NAS DUAS ÚLTIMAS colunas, trocamos algumas palavras sobre a opção entre o modo indicativo e o subjuntivo. Não custa (re)lembrar a essência da questão: com o modo indicativo, põe-se no plano da certeza (confirmação, realidade etc.) o processo expresso pelo verbo; com o modo subjuntivo, põe-se esse processo no plano da hipótese (suposição, dúvida etc.).
Os exemplos aqui vistos e analisados se fixaram no presente de cada um dos modos, o que fez muita gente escrever para perguntar se com os pretéritos o princípio se mantém.
Para trocar em miúdos, esses leitores perguntaram o seguinte: "Suspeitávamos que você fosse..." ou "Suspeitávamos que você era..."?
Antes que alguém pergunte se não faltou a preposição "de" nos exemplos vistos, vou logo dizendo que as duas ocorrências ("Suspeitávamos que/de que") têm vida e registro na língua. Com o sentido de "desconfiar", "recear", o verbo "suspeitar" aparece como direto ou indireto ("O capitão suspeita a aproximação da borrasca"; "Sem suspeitarem de que alguém os visse, / Trocaram beijos ao luar tranqüilo" -os exemplos estão no "Aurélio"; o segundo é de "Luar de Janeiro", de Augusto Gil).

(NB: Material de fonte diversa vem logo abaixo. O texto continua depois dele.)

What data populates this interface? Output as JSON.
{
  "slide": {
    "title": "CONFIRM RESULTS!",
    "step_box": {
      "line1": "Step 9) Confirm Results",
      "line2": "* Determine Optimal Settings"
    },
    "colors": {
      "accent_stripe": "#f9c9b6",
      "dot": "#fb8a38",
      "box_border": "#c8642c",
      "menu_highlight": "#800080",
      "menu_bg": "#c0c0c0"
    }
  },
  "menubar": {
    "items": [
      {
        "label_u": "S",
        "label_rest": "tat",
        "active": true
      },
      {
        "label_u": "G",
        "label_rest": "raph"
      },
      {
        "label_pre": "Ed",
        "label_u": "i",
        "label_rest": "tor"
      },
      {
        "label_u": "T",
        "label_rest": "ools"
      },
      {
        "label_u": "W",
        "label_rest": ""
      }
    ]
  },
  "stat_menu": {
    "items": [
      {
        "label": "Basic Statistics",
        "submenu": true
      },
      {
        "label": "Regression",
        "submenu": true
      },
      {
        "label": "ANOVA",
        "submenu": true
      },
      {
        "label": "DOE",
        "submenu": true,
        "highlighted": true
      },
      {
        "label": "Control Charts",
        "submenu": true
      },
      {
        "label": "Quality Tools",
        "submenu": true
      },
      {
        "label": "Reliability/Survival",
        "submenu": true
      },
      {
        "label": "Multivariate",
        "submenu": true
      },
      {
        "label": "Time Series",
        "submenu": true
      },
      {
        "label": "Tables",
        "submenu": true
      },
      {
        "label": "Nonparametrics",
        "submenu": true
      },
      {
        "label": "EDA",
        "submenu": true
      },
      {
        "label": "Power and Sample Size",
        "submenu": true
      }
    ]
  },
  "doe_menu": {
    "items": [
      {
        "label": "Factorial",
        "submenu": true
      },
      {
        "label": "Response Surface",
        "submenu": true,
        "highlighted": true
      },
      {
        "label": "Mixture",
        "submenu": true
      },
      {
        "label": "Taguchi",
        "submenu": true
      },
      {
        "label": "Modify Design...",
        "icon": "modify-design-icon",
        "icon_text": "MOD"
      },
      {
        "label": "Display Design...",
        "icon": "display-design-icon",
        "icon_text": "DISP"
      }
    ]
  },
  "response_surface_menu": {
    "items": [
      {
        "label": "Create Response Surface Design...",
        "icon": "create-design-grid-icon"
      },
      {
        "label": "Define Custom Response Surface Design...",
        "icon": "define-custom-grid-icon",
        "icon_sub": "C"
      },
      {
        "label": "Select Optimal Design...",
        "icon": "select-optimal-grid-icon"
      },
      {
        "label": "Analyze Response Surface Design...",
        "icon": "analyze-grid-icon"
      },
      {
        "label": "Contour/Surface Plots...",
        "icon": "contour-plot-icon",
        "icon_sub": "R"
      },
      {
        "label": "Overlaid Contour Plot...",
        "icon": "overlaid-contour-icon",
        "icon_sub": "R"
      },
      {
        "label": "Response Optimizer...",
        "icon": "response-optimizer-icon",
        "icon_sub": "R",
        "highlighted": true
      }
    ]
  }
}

Mas voltemos ao xis da questão: "Suspeitávamos que você fosse" ou "que você era"? Ou tanto faz? Ou depende? O valor semântico de "suspeitar" nos leva a ver e a aceitar como absolutamente normal a predominância do subjuntivo na oração que funciona como complemento desse verbo, mas... Mas é aí que entra a questão estilística. Quem diz ou escreve "Suspeitávamos que você fosse" acentua (com "fosse") a dúvida presente no sentido de "suspeitar". Quem diz ou escreve "Suspeitávamos que você era" deixa escapar (ato falho?) que na verdade a suspeita tem forte matiz de certeza.
Em textos informativos, técnicos etc., é provável o absoluto predomínio do subjuntivo, mas, na literatura e na linguagem oral, não arrisco palpite sobre a escolha vencedora. O que importa, como sempre, é não esquecer que a opção por este ou aquele modo passa longe do simplório maniqueísmo do certo/errado.
Já que falamos em suspeitas (que tempos os nossos!), talvez convenha aproveitar a ocasião para abordar uma família de palavras do mesmo campo semântico de "suspeitar"(supor, suposição, suposto etc.). O que se aplica com "suspeitar" (em relação ao modo do verbo da oração complementar) se aplica também com "supor" ("Todos supunham que eles fossem/eram"). Mas isso já deve ser -creio- ponto pacífico.
O que me parece importante lembrar é outro aspecto, ou melhor, outros (dois). O primeiro (e menos importante, suponho) é que o verbo "supor" deriva de "pôr", portanto segue integralmente sua conjugação ("Todos imaginavam que ela supusesse..."; "Se eles supuserem que ninguém desconfiará dessa tese...").
O segundo diz respeito a uma nova praga do jornalismo: "A polícia supõe que o suposto traficante..."; "O deputado que supostamente teria recebido propina dos supostos lobistas...". Que coisa de louco, não?
O caro leitor já se deu conta dessa mania? Parece que ninguém quer assumir coisa alguma. Quando se junta a isso outra chatice (o exagero no futuro do pretérito -"Segundo a polícia, o ladrão teria entrado pela porta..."), pobre leitor, pobre telespectador, pobre ouvinte. É isso.